Kate Breen represented the Munster Branches of Cumann na mBan. She was described in her obituary in the Irish Press as ‘one of the foremost figures’ in the ‘new Ireland’ and that ‘gave her best to the nation and to the folk of her own county.’  The Evening Echo told their readers that even when her health broke down in the last 15 months of her life she ‘wore out her abounding energy and zeal’ and presided at her last meeting at the Board of Health on the 16 December 1937 and had her ‘usual ability and grasp of detail.’ Evening Echo, 28 December 1937.

Born Catherine Breen on 13 December 1869 in 15 High Street Killarney, County Kerry to Mary (née Scannell) and John Breen who at the time worked in the local Asylum. She was one of a family of 12, although the exact number of children has not been identified. Her father later became the Assistant Register of Births, Deaths and Marriages.

She took an active part in the campaign of independence. She was held in Cork Jail for two weeks when she was arrested along with Lottie Foley, Etta Woods, Peggy Cahill and B. Gleeson (Bureau of Military History statement of Maurice Horgan BMH952). She opposed the acceptance of the Treaty and was interned for a period in Kilmainham Gaol.

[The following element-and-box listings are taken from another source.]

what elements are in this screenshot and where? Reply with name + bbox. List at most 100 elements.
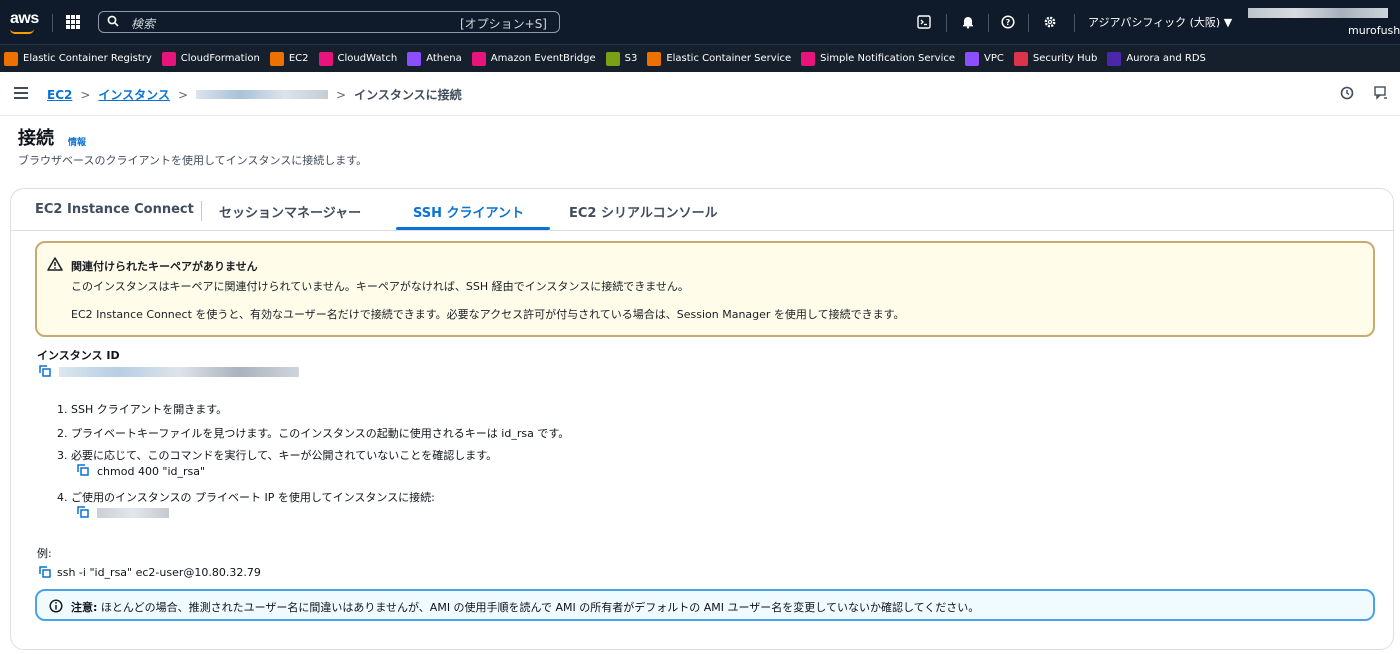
page-title: 接続 [18,128,54,149]
favorite-vpc[interactable]: VPC [965,51,1004,66]
tab-ec2-instance-connect[interactable]: EC2 Instance Connect [35,202,194,217]
active-tab-indicator [396,227,550,230]
search-icon [107,15,119,27]
favorite-label: Security Hub [1032,53,1098,64]
favorite-container-registry[interactable]: Elastic Container Registry [4,51,152,66]
security-hub-icon [1013,51,1028,66]
tab-ssh-client[interactable]: SSH クライアント [413,202,524,221]
example-label: 例: [37,547,52,560]
breadcrumb-instance-redacted[interactable] [196,90,329,99]
info-link[interactable]: 情報 [68,135,86,148]
breadcrumb-separator: > [336,87,347,102]
tab-divider [201,201,202,221]
step-2: 2. プライベートキーファイルを見つけます。このインスタンスの起動に使用されるキ… [57,427,570,440]
tab-list: EC2 Instance Connect セッションマネージャー SSH クライ… [11,189,1393,231]
s3-icon [605,51,620,66]
breadcrumb: EC2 > インスタンス > > インスタンスに接続 [47,86,462,103]
note-body: ほとんどの場合、推測されたユーザー名に間違いはありませんが、AMI の使用手順を… [97,601,980,614]
favorite-athena[interactable]: Athena [407,51,462,66]
aws-logo[interactable]: aws [10,10,39,28]
region-selector[interactable]: アジアパシフィック (大阪) ▼ [1088,14,1232,30]
copy-icon[interactable] [77,464,89,476]
container-registry-icon [4,51,18,66]
services-grid-icon[interactable] [66,15,80,29]
copy-icon[interactable] [39,566,51,578]
tab-session-manager[interactable]: セッションマネージャー [219,202,361,221]
cloudshell-icon[interactable] [914,12,934,32]
aws-logo-smile [10,29,34,34]
svg-text:?: ? [1006,18,1011,27]
search-input[interactable]: 検索 [オプション+S] [98,11,560,33]
account-name[interactable]: murofush [1348,24,1400,37]
favorite-cloudwatch[interactable]: CloudWatch [318,51,398,66]
favorite-label: EC2 [288,53,309,64]
favorite-cloudformation[interactable]: CloudFormation [161,51,260,66]
bell-icon[interactable] [958,12,978,32]
nav-divider [988,14,989,32]
nav-divider [1074,14,1075,32]
vpc-icon [965,51,979,66]
tab-serial-console[interactable]: EC2 シリアルコンソール [569,202,718,221]
copy-icon[interactable] [39,365,51,377]
favorite-label: Athena [426,53,462,64]
search-shortcut: [オプション+S] [459,17,547,31]
help-icon[interactable]: ? [998,12,1018,32]
nav-divider [946,14,947,32]
warning-alert: 関連付けられたキーペアがありません このインスタンスはキーペアに関連付けられてい… [35,241,1375,337]
clock-icon[interactable] [1340,86,1354,100]
breadcrumb-current: インスタンスに接続 [354,88,462,102]
warning-text-1: このインスタンスはキーペアに関連付けられていません。キーペアがなければ、SSH … [71,280,689,293]
favorite-label: CloudWatch [337,53,398,64]
info-icon [49,599,63,613]
copy-icon[interactable] [77,506,89,518]
breadcrumb-ec2[interactable]: EC2 [47,88,72,102]
instance-id-redacted [59,367,299,377]
favorite-ec2[interactable]: EC2 [269,51,309,66]
eventbridge-icon [471,51,486,66]
warning-title: 関連付けられたキーペアがありません [71,260,258,273]
warning-text-2: EC2 Instance Connect を使うと、有効なユーザー名だけで接続で… [71,308,905,321]
chmod-command: chmod 400 "id_rsa" [97,465,206,478]
favorite-eventbridge[interactable]: Amazon EventBridge [471,51,596,66]
private-ip-redacted [97,508,169,518]
menu-icon[interactable] [14,87,28,99]
favorite-security-hub[interactable]: Security Hub [1013,51,1098,66]
breadcrumb-bar: EC2 > インスタンス > > インスタンスに接続 [0,72,1400,116]
search-placeholder: 検索 [131,17,156,31]
nav-divider [1028,14,1029,32]
cloudformation-icon [161,51,176,66]
breadcrumb-separator: > [80,87,91,102]
account-id-redacted [1248,8,1388,18]
favorite-label: CloudFormation [180,53,260,64]
ec2-icon [269,51,284,66]
breadcrumb-instances[interactable]: インスタンス [98,86,170,103]
favorite-label: Amazon EventBridge [490,53,596,64]
favorite-ecs[interactable]: Elastic Container Service [647,51,791,66]
feedback-icon[interactable] [1374,86,1388,100]
cloudwatch-icon [318,51,333,66]
favorite-label: Simple Notification Service [820,53,955,64]
favorite-label: VPC [984,53,1004,64]
step-3: 3. 必要に応じて、このコマンドを実行して、キーが公開されていないことを確認しま… [57,449,498,462]
rds-icon [1107,51,1122,66]
instance-id-label: インスタンス ID [37,349,120,362]
favorite-label: Elastic Container Registry [23,53,152,64]
info-alert-text: 注意: ほとんどの場合、推測されたユーザー名に間違いはありませんが、AMI の使… [71,599,979,615]
page-tools [1340,86,1388,100]
favorite-rds[interactable]: Aurora and RDS [1107,51,1206,66]
ssh-command-example: ssh -i "id_rsa" ec2-user@10.80.32.79 [57,566,261,579]
warning-icon [47,257,63,271]
step-1: 1. SSH クライアントを開きます。 [57,403,228,416]
nav-divider [52,14,53,32]
favorite-label: S3 [624,53,638,64]
info-alert: 注意: ほとんどの場合、推測されたユーザー名に間違いはありませんが、AMI の使… [35,589,1375,621]
step-4: 4. ご使用のインスタンスの プライベート IP を使用してインスタンスに接続: [57,491,435,504]
favorite-sns[interactable]: Simple Notification Service [801,51,955,66]
breadcrumb-separator: > [177,87,189,102]
favorite-label: Aurora and RDS [1126,53,1206,64]
gear-icon[interactable] [1040,12,1060,32]
favorite-s3[interactable]: S3 [605,51,638,66]
sns-icon [801,51,816,66]
connect-panel: EC2 Instance Connect セッションマネージャー SSH クライ… [10,188,1394,650]
page-description: ブラウザベースのクライアントを使用してインスタンスに接続します。 [18,154,368,167]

She stood for election in the General Election of 1923 but was unsuccessful. She joined Fianna Fáil in 1926. Appointed to the Executive, she represented Cumann na mBan. From 1926 she served as a member of Kerry County Council until her death in 1937. She stood for election to Dáil Éireann in 1927 but was unsuccessful. She held positions such as the Chairman of the Kerry Board of Health, the Prices Commission and as a member of the Kerry Agricultural Committee and the Press Commission. She inaugurated a scheme for the purchase of labour cottages in Kerry. She was Vice-Chairman of the General Council of County Councils and a member of the Senate of the National University of Ireland.